Summary
A caustic dissection of the Jazz Age’s moral elasticity, Daughters of Pleasure scrutinizes the staggering hypocrisy of Mark Hadley, a man whose recent financial ascension has birthed a grotesque sense of paternal righteousness. While Hadley castigates his daughter’s suitor, Kent Merrill, as a 'chippy chaser'—a colloquialism dripping with the era's specific brand of misogyny—he simultaneously navigates a clandestine labyrinth of infidelity. The narrative pivot occurs when Hadley’s daughter, seeking solace or perhaps a reflection of her own burgeoning independence, visits her old Parisian schoolmate, Lila. The ensuing collision is not merely a domestic scandal but a profound existential rupture; the 'French girl' Hadley has been dallying with is none other than the very woman his daughter calls a friend.
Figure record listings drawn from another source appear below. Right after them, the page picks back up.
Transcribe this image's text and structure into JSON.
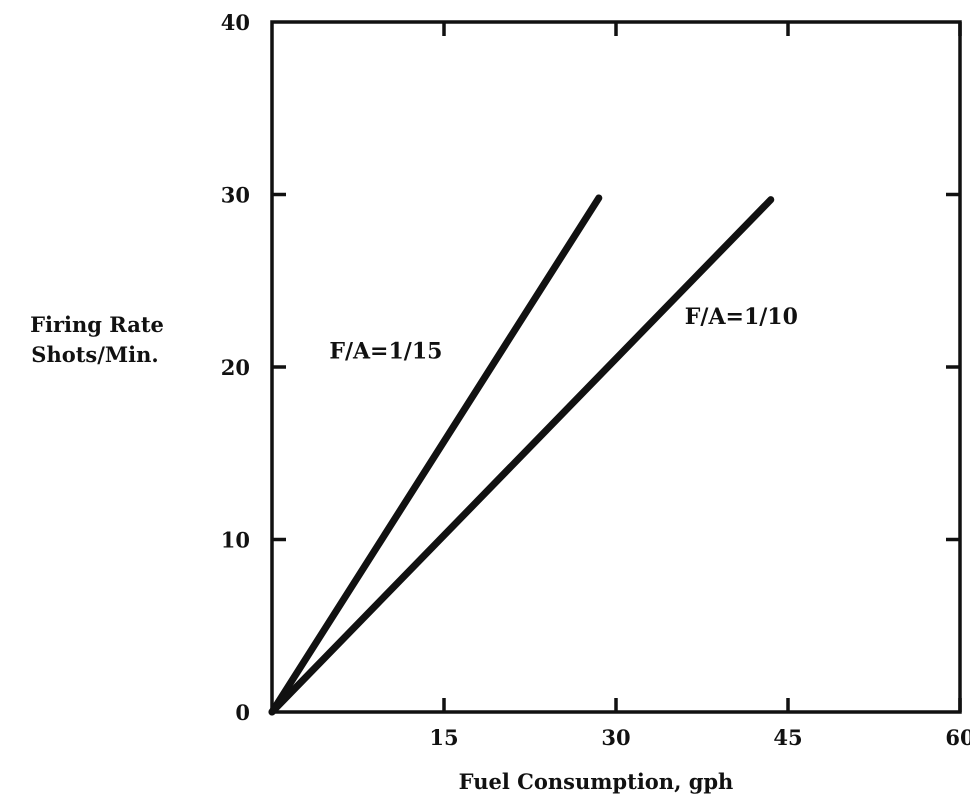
{
  "chart_data": {
    "type": "line",
    "title": "",
    "xlabel": "Fuel Consumption, gph",
    "ylabel_line1": "Firing Rate",
    "ylabel_line2": "Shots/Min.",
    "xlim": [
      0,
      60
    ],
    "ylim": [
      0,
      40
    ],
    "x_ticks": [
      15,
      30,
      45,
      60
    ],
    "y_ticks": [
      0,
      10,
      20,
      30,
      40
    ],
    "grid": false,
    "legend": "none",
    "series": [
      {
        "name": "F/A=1/15",
        "x": [
          0,
          28.5
        ],
        "y": [
          0,
          29.8
        ],
        "label_at": [
          5.0,
          20.5
        ]
      },
      {
        "name": "F/A=1/10",
        "x": [
          0,
          43.5
        ],
        "y": [
          0,
          29.7
        ],
        "label_at": [
          36.0,
          22.5
        ]
      }
    ]
  }
}
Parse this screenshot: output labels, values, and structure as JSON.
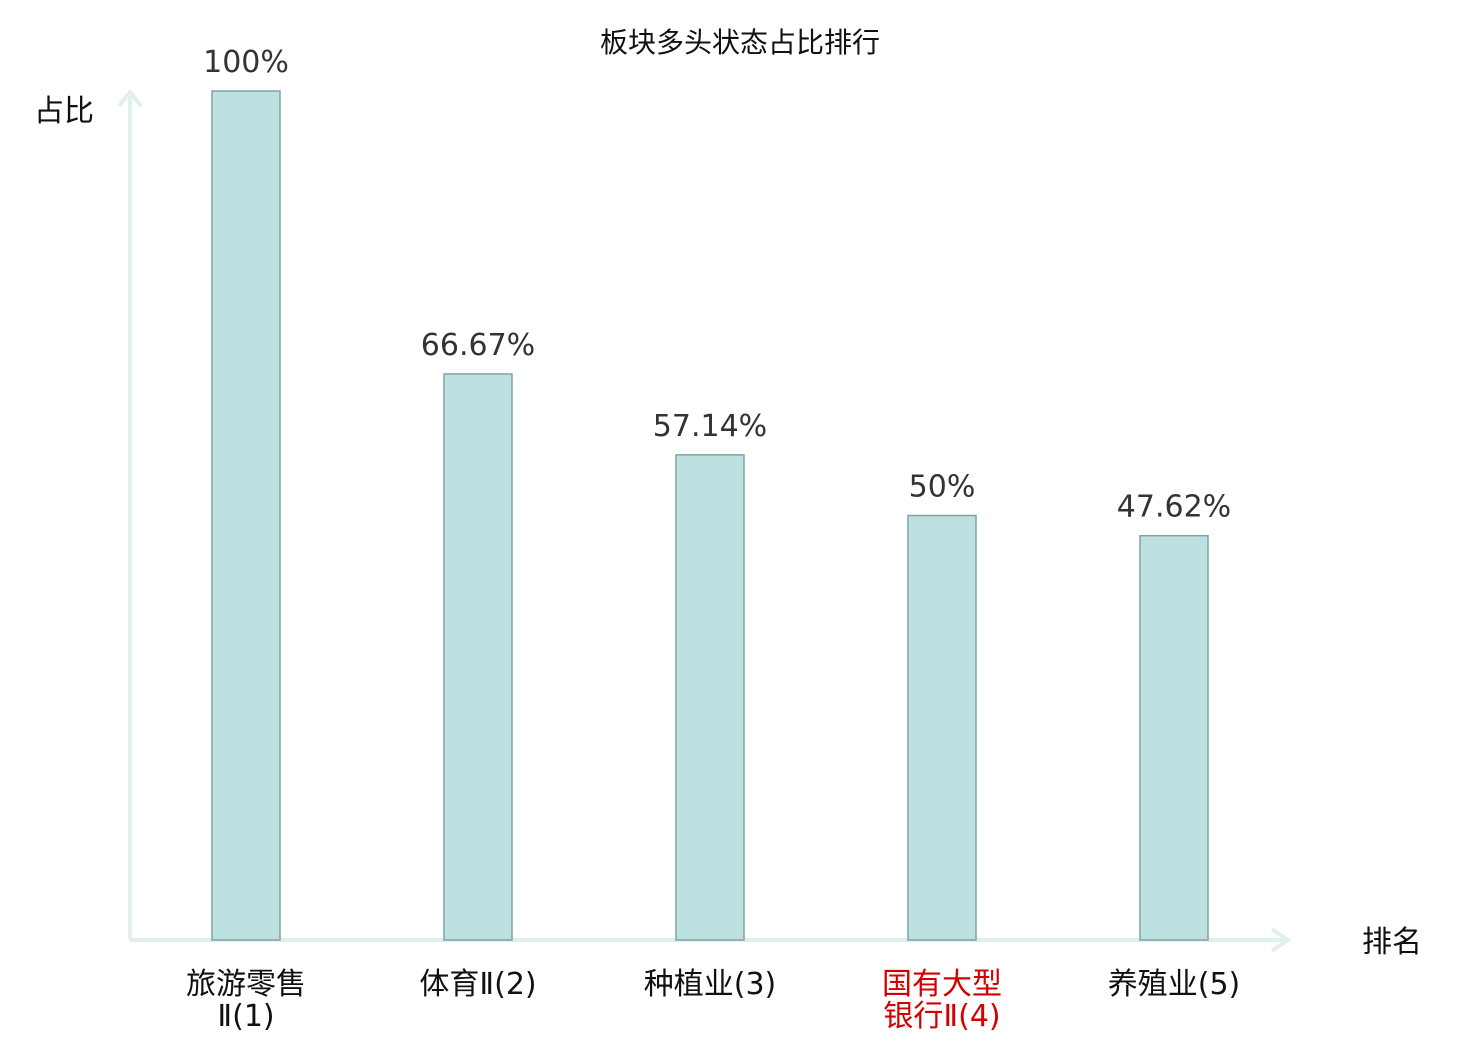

This silent-era melodrama serves as a palimpsest of the era's social anxieties, where the nouveau riche attempt to purchase a morality they cannot possibly inhabit.
Synopsis
A newly wealthy Mark Hadley tells his daughter to get rid of her boyfriend Kent Merrill, who he says is a "chippy chaser". Meanwhile, Mark--unbeknownst to his wife and daughter--is having a fling with a pretty young French girl. When his daughter visits her friend Lila, who was a schoolmate in Paris, she is shocked to discover her father there--the French girl he's dallying with is Lila.